Robust recruitment checks were not always completed. There were sufficient staff to support people.

Shortfalls were identified in the management and support of people's medicines.

Incidents and accidents were not recorded or analysed to help keep people safe.

Risks associated with people's needs were sufficiently assessed and planned for.

Staff were aware of how to protect people from abuse and avoidable harm.

Staff followed infection control measures to prevent the risk of cross contamination.

Effective

Requires improvement

Updated 14 September 2018

The service was not always effective.

Staff had not completed the training they needed to do their jobs and did not have their competency assessed. Supervisions and appraisals had not been completed.

The principles of the Mental Capacity Act (2005) were complied with and people’s consent was always sought.

People's health was monitored and changes were shared with others where required.

People’s needs and choices were assessed and considered in their care.

People received effective support with meeting their nutritional needs.

Caring

Good

Updated 14 September 2018

The service was caring.

Staff were kind, caring and compassionate.

People were involved in their care and support.

People’s dignity, privacy and independence were promoted.

Responsive

Requires improvement

Updated 14 September 2018

The service was responsive.

Not all responses to complaints had been recorded although there was a complaints policy in place that was accessible to people.

Care plans did not always reflect people's needs and interests but people received personalised care specific to their needs.
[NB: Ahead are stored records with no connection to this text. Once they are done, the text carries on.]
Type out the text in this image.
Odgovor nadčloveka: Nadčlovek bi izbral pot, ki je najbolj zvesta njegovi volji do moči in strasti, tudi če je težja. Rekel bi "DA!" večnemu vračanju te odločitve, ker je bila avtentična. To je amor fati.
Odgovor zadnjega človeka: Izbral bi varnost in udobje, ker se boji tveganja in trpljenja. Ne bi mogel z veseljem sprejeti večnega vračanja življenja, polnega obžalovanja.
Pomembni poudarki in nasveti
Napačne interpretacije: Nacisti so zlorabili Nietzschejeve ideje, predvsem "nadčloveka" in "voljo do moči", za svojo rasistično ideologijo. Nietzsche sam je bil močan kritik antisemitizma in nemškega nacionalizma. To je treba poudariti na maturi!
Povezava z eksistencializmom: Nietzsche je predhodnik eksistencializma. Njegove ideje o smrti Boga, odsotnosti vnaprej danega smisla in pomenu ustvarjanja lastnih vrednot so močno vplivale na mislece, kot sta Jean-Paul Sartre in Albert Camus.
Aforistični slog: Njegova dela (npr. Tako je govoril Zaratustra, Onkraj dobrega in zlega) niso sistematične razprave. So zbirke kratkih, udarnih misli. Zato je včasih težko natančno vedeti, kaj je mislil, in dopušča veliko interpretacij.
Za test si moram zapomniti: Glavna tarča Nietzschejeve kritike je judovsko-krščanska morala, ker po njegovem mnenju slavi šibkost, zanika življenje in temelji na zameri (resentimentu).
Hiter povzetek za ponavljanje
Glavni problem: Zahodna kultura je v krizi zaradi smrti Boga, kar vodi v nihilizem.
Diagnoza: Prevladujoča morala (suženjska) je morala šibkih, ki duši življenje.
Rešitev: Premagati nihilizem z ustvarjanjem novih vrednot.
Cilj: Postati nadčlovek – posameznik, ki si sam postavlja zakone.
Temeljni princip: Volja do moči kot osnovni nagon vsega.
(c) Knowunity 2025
Care needs were reviewed regularly and any changes were actioned by staff.

People were supported to carry on doing activities that they enjoyed in their routines.

Well-led

Requires improvement

Updated 14 September 2018

The service was not always well led.

Monitoring and audit processes had not been completed to check the safety and quality of the service.

Where people's views were gained these were used to improve the quality of the service.

People and staff thought the manager was supportive and they could go to them with any concerns.

The culture of the service was supportive and staff felt valued and included.

The service notified CQC of significant events appropriately.